Sub-Saharan African wind production is booming, with East Africa seeing a major bump in wind energy generation. Wind energy commitments in Kenya skyrocketed from zero in 2011 to $1.1 billion in 2012, underscored by the Lake Turkana Wind power project which will provide 300 MW to the Kenya electrical grid. A 150 MW wind farm in northern Senegal and a 52 MW wind farm in Ethiopia signify the growing interest in wind in Africa’s poorer countries. According to the World Bank, areas with promising wind potential include north of 34%, 6% and 5% of the households in Ethiopia, Ghana, and Kenya respectively.Due to wind speeds, the greatest potential for wind power exists in West Africa. A few wind projects of 30 to 50MW in Senegal is just the start. Wind projects in Cape Verde, according to energy officials, could help the country escape its dependence on fuel imports.
Senegal pledged to meet more than 30 percent of its rural energy requirement through solar power. Mozambique and Zimbabwe among those following Senegal’s lead to combat their energy deficit. According to Mozambique’s Energy Ministry, more than $15 million has been invested in solar power. From this investment total, $13 million came solely from Fundo de Energia, which is under the auspices of the Mozambique Ministry of Energy. In rural Rwanda, mini-solar projects provide energy access to local schools and farmers, who would otherwise be without power.

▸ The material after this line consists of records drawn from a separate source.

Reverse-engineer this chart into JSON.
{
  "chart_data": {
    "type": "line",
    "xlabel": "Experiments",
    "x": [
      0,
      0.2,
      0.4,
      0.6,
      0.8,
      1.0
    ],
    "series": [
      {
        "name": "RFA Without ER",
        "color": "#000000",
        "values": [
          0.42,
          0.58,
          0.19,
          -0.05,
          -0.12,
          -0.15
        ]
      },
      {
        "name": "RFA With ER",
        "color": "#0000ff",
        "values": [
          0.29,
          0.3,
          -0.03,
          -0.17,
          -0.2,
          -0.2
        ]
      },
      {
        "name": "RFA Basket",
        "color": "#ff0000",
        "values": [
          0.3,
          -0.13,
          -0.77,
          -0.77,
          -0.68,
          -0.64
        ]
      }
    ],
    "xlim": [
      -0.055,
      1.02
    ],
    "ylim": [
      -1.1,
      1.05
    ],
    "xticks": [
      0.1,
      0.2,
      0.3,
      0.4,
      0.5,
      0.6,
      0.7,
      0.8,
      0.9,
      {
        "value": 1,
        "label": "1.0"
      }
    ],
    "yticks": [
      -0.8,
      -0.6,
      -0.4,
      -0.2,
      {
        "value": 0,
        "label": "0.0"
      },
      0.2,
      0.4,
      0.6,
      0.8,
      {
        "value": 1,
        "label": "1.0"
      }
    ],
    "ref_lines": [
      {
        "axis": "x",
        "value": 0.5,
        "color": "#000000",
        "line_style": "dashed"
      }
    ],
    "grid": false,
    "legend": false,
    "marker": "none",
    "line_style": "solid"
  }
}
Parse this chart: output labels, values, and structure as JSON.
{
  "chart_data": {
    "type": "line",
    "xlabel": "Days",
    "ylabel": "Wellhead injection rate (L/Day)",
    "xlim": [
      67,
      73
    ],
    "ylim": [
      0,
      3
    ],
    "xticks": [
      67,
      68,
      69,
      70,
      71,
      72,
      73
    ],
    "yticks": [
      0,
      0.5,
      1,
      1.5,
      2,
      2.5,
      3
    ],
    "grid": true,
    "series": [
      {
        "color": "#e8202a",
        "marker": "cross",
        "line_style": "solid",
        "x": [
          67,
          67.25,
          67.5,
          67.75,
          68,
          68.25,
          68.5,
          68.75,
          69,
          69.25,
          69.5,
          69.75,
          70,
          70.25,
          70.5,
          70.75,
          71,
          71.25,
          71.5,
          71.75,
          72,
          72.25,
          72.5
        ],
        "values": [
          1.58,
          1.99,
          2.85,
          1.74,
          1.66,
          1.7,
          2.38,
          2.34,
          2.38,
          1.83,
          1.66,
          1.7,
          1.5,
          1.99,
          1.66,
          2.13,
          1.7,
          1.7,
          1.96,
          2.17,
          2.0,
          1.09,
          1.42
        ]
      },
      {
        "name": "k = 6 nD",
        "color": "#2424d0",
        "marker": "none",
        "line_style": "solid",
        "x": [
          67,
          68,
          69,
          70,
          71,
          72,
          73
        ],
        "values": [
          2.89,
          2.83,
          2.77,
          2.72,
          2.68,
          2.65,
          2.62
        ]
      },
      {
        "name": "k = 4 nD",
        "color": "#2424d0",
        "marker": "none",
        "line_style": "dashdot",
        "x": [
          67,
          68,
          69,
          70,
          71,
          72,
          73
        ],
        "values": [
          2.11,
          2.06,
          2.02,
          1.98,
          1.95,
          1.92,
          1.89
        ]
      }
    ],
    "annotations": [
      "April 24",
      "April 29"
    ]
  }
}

Strengthening legislation across sub-Saharan Africa for managing solar energy off-grid could massively boost projects in this sector.
Geothermal energy continues to emerge as a potential hidden gem in the sub-Saharan African electricity grid. Recent projects in Ethiopia, Rwanda, Ghana and Nigeria speak to the potential and rising interest as geothermal opportunities are also related to the emerging gas and oil discoveries. The recent $4 billion geothermal plant project in Ethiopia could set the standard for projects in the region. Still, this source of energy may present the greatest challenges as exploratory costs are very high for foreign investors while many governments are still developing the knowledge capacity for the sector. According to Burkina Faso Minister of Mines and Energy, Lamoussa Salif Kaboré, the country possesses geothermal potential but little research has been conducted to verify this assertion. Yet it is a common assertion from many ministers in mining, especially oil & gas, countries. The $66 million Geothermal Risk Mitigation Facility for East Africa established by the African Union, the European Union-Africa Infrastructure Trust Fund and the German Ministry for Economic Cooperation, support surface studies and exploration drilling. Such risk management capital and support could bid well for the geothermal sector in the near future, potentially changing assertions of hope into reality.
Coal and gas power plants will continue to grab headlines in Africa. New gas discoveries in Tanzania and Mozambique, as well as oil booms in Angola and Ghana, should not overshadow Africa’s enthusiastic efforts to develop renewable energy.Rural populations could benefit greatly from such efforts. One local living outside Rwanda’s capital Kigali, best summarized the opportunity and return: “Investors are not talking renewable energy like oil and gas, but renewable has benefited me at this stage.” The solar panels providing energy to a local school spoke greater volumes than his words.